Yanukovych asked Putin in a letter to use force to help restore law and order in his turmoil-stricken country, Russia announced on March 3. And Moscow still recognizes Yanukovych, who was removed from power by the Ukrainian parliament last month, as Ukraine's lawful leader. Russian Prime Minister Dmitry Medvedev declared that Yanukovych was still the "legitimate" head of state despite the latter's "negligible" authority. Moreover, Russia said its Black Sea Fleet based in Crimea is not interfering in Ukraine's internal political events and that there is no need to send Russian troops to Ukraine "so far."

The parliament in Ukraine's crisis-stricken Autonomous Republic of Crimea voted on March 6 to become part of Russia. It also scheduled a referendum for March 16 to determine whether the Crimean people themselves would like to remain part of Ukraine or to join Russia.

Crimea, a multiethnic region with a large Russian population, has enjoyed a high degree of autonomy since Ukraine gained independence. Russia has maintained its only Black Sea naval base in the port of Sevastopol, Crimea.

"Putin adopted a smart diplomatic tactic in dealing with the Ukrainian crisis," said Xu. Russia will not militarily interfere in the Ukrainian crisis, but it will reserve the right to take military actions depending on the development of the situation, he added.

The West has expressed a strong reaction to Russia's actions. They prepared economic sanctions against Russia, and threatened to refuse to participate in the G8 Summit scheduled to be held in Russia's Sochi. Moreover, NATO announced on March 5 to suspend plans for the first NATO-Russia joint escort mission to neutralize Syria's chemical weapons. U.S. Defense Secretary Chuck Hagel said on the same day that the United States plans to expand military cooperation with Poland and Baltic states to show support for its allies amidst the crisis in Ukraine.

Considering Crimea's significance to Russia, it is unlikely that Ukraine will be allowed to completely fall to the West, and Moscow will never give up its influence. There are still hopes for a political settlement, said Xu.

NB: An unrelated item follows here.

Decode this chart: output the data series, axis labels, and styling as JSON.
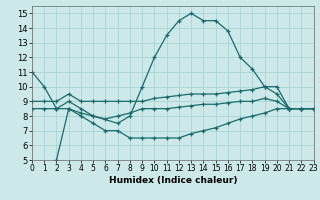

Xu explained that interactions among big powers revealed strong chances for a peaceful result. In a phone call with Putin, Chinese President Xi Jinping said China believes that Russia can coordinate with other parties to push for a political settlement of the issue so as to safeguard regional and world peace and stability, and China supports mediation efforts by the international community that are conducive to reducing tensions.

U.S. President Barack Obama suggested an open relationship between Ukraine, Russia and the West. He said on March 5 that there is room for Ukraine to be a friend of both the West and Russia. Obama urged Russia not to interfere, while admitting that Russia has legitimate interests there. "There is the ability for Ukraine to be a friend of the West and a friend of Russia's as long as none of us are inside of Ukraine and trying to meddle and intervene, certainly not militarily with decisions that properly belong to the Ukrainian people," said the U.S. president.

"The crisis doesn't imply an inevitable divorce between Ukraine and Russia. But Ukraine must accept that it has historical, political, economic and military ties with Russia. It will take Ukraine a long time to create a model for coexisting with both Russia and the West," said Xu.

Sun believed Ukraine must ultimately find its own way to become strong and independent. "It's very hard to satisfy both Russia and the West at the same time," he said. "The Ukrainian people should be masters of their own fate."